Тетя Клава встала поустойчивее и тоже стала смотреть перед собой с независимым видом. В ее напряженных глазах отчетливо читалась гордость, настоянная на обиде.
Обида была не в том, что все сидят, а тетя Клава стоит. Это мелочь. Обидно было, что тетя Клава стоит единственная во всем автобусе. Только ей и не хватило места. И так было всегда.
Наверное, господь бог задумал тетю Клаву как неудачницу и все пятьдесят лет, которые она жила на свете, не позволял ей отвлекаться от своего первоначального замысла.
Если тетя Клава влюблялась, обязательно не в того, хотя «тот» мог стоять рядом. Если болела — обязательно с осложнениями. Если стояла за чем-нибудь в очереди, то это «что-то» кончалось прямо перед ней. И если бы когданибудь реваншисты развязали атомную войну и скинули на город атомную бомбу, то эта бомба попала бы прямо в макушку тети Клавы.
В автобус вбежали парень и девушка и стали подле тети Клавы. Этим было все равно, есть места или нет. Парень тут же взгромоздил правую руку на плечо девушки, и его острый локоть нацелился прямо в ухо тети Клавы. Такая бесцеремонность неприятно волновала. Было напряженное ожидание, как перед анализом крови, когда тебе должны ткнуть иголкой в палец.

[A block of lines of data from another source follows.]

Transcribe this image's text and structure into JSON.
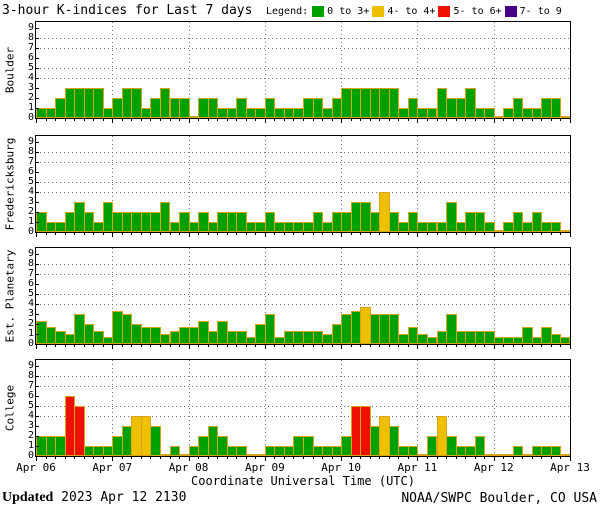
{
  "title": "3-hour K-indices for Last 7 days",
  "legend": {
    "label": "Legend:",
    "items": [
      {
        "label": "0 to 3+",
        "color": "#00A000"
      },
      {
        "label": "4- to 4+",
        "color": "#EFC002"
      },
      {
        "label": "5- to 6+",
        "color": "#EE1100"
      },
      {
        "label": "7- to 9",
        "color": "#470085"
      }
    ]
  },
  "colors": {
    "green": "#00A000",
    "yellow": "#EFC002",
    "red": "#EE1100",
    "purple": "#470085",
    "bar_outline": "#D6A51C",
    "grid": "#777777",
    "frame": "#000000"
  },
  "x_axis": {
    "title": "Coordinate Universal Time (UTC)",
    "tick_labels": [
      "Apr 06",
      "Apr 07",
      "Apr 08",
      "Apr 09",
      "Apr 10",
      "Apr 11",
      "Apr 12",
      "Apr 13"
    ]
  },
  "y_axis": {
    "min": 0,
    "max": 9,
    "tick_labels": [
      "9",
      "8",
      "7",
      "6",
      "5",
      "4",
      "3",
      "2",
      "1",
      "0"
    ]
  },
  "footer": {
    "updated_label": "Updated",
    "updated_value": " 2023 Apr 12 2130",
    "credit": "NOAA/SWPC Boulder, CO USA"
  },
  "chart_data": {
    "type": "bar",
    "days": 7,
    "bars_per_day": 8,
    "ylim": [
      0,
      9
    ],
    "y_gridlines": [
      4,
      5,
      7,
      8
    ],
    "legend_position": "top-right",
    "color_rule": "K < 3.6 green; 3.6-4.6 yellow; 4.6-6.6 red; >= 6.6 purple",
    "series": [
      {
        "name": "Boulder",
        "values": [
          1,
          1,
          2,
          3,
          3,
          3,
          3,
          1,
          2,
          3,
          3,
          1,
          2,
          3,
          2,
          2,
          0,
          2,
          2,
          1,
          1,
          2,
          1,
          1,
          2,
          1,
          1,
          1,
          2,
          2,
          1,
          2,
          3,
          3,
          3,
          3,
          3,
          3,
          1,
          2,
          1,
          1,
          3,
          2,
          2,
          3,
          1,
          1,
          0,
          1,
          2,
          1,
          1,
          2,
          2,
          0
        ]
      },
      {
        "name": "Fredericksburg",
        "values": [
          2,
          1,
          1,
          2,
          3,
          2,
          1,
          3,
          2,
          2,
          2,
          2,
          2,
          3,
          1,
          2,
          1,
          2,
          1,
          2,
          2,
          2,
          1,
          1,
          2,
          1,
          1,
          1,
          1,
          2,
          1,
          2,
          2,
          3,
          3,
          2,
          4,
          2,
          1,
          2,
          1,
          1,
          1,
          3,
          1,
          2,
          2,
          1,
          0,
          1,
          2,
          1,
          2,
          1,
          1,
          0
        ]
      },
      {
        "name": "Est. Planetary",
        "values": [
          2.3,
          1.7,
          1.3,
          1,
          3,
          2,
          1.3,
          0.7,
          3.3,
          3,
          2,
          1.7,
          1.7,
          1,
          1.3,
          1.7,
          1.7,
          2.3,
          1.3,
          2.3,
          1.3,
          1.3,
          0.7,
          2,
          3,
          0.7,
          1.3,
          1.3,
          1.3,
          1.3,
          1,
          2,
          3,
          3.3,
          3.7,
          3,
          3,
          3,
          1,
          1.7,
          1,
          0.7,
          1.3,
          3,
          1.3,
          1.3,
          1.3,
          1.3,
          0.7,
          0.7,
          0.7,
          1.7,
          0.7,
          1.7,
          1,
          0.7
        ]
      },
      {
        "name": "College",
        "values": [
          2,
          2,
          2,
          6,
          5,
          1,
          1,
          1,
          2,
          3,
          4,
          4,
          3,
          0,
          1,
          0,
          1,
          2,
          3,
          2,
          1,
          1,
          0,
          0,
          1,
          1,
          1,
          2,
          2,
          1,
          1,
          1,
          2,
          5,
          5,
          3,
          4,
          3,
          1,
          1,
          0,
          2,
          4,
          2,
          1,
          1,
          2,
          0,
          0,
          0,
          1,
          0,
          1,
          1,
          1,
          0
        ]
      }
    ]
  }
}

Автобус свернул и чуть накренился, и молодой человек тоже накренился вместе с автобусом, и его локоть плавно лег на голову тети Клавы.
— Нельзя ли поосторожнее? — с готовностью, будто только этого и ждала, спросила тетя Клава.
Парень мельком посмотрел на нее, сказал «извините» и отодвинулся. Девушка тоже мельком посмотрела на тетю Клаву, и в ее быстром доброжелательном взгляде можно было уловить: «Неужели не скучно быть такой толстой и носить такую шляпу?»
Тетя Клава пришла домой, вытащила цыпленка из сумки. Его лапы были перевязаны красной сатиновой тряпочкой.
Она развязала узел, размотала тряпку и поставила цыпленка на ноги. Он свалился на бок. Тетя Клава снова поставила его, но он снова лег, безучастно смотрел над собой круглым оранжевым глазом.
Тетя Клава постояла над цыпленком и пошла звонить подруге Зинаиде. Зинаида тоже была почтовичка, сидела на коммунальных услугах.
У нее в жизни были две противоположные страсти: любовь и ненависть. Любовь к дочери и ненависть к зятю. Когда зять ходил по квартире, Зинаида тихо плакала от безысходной, изнуряющей ее ненависти. Это чувство постоянно жило в ней и кричало живыми голосами. Они пытались было разъехаться и даже разменяли свою квартиру на две комнаты в разных районах. Но, потеряв возможность ненавидеть зятя, Зинаида ощутила в душе опустошение, дыру, как след от прошедшей навылет пули. Жить с этой дырой она не могла, и снова переехала к дочери, и продолжала любить и ненавидеть уже на меньшей площади.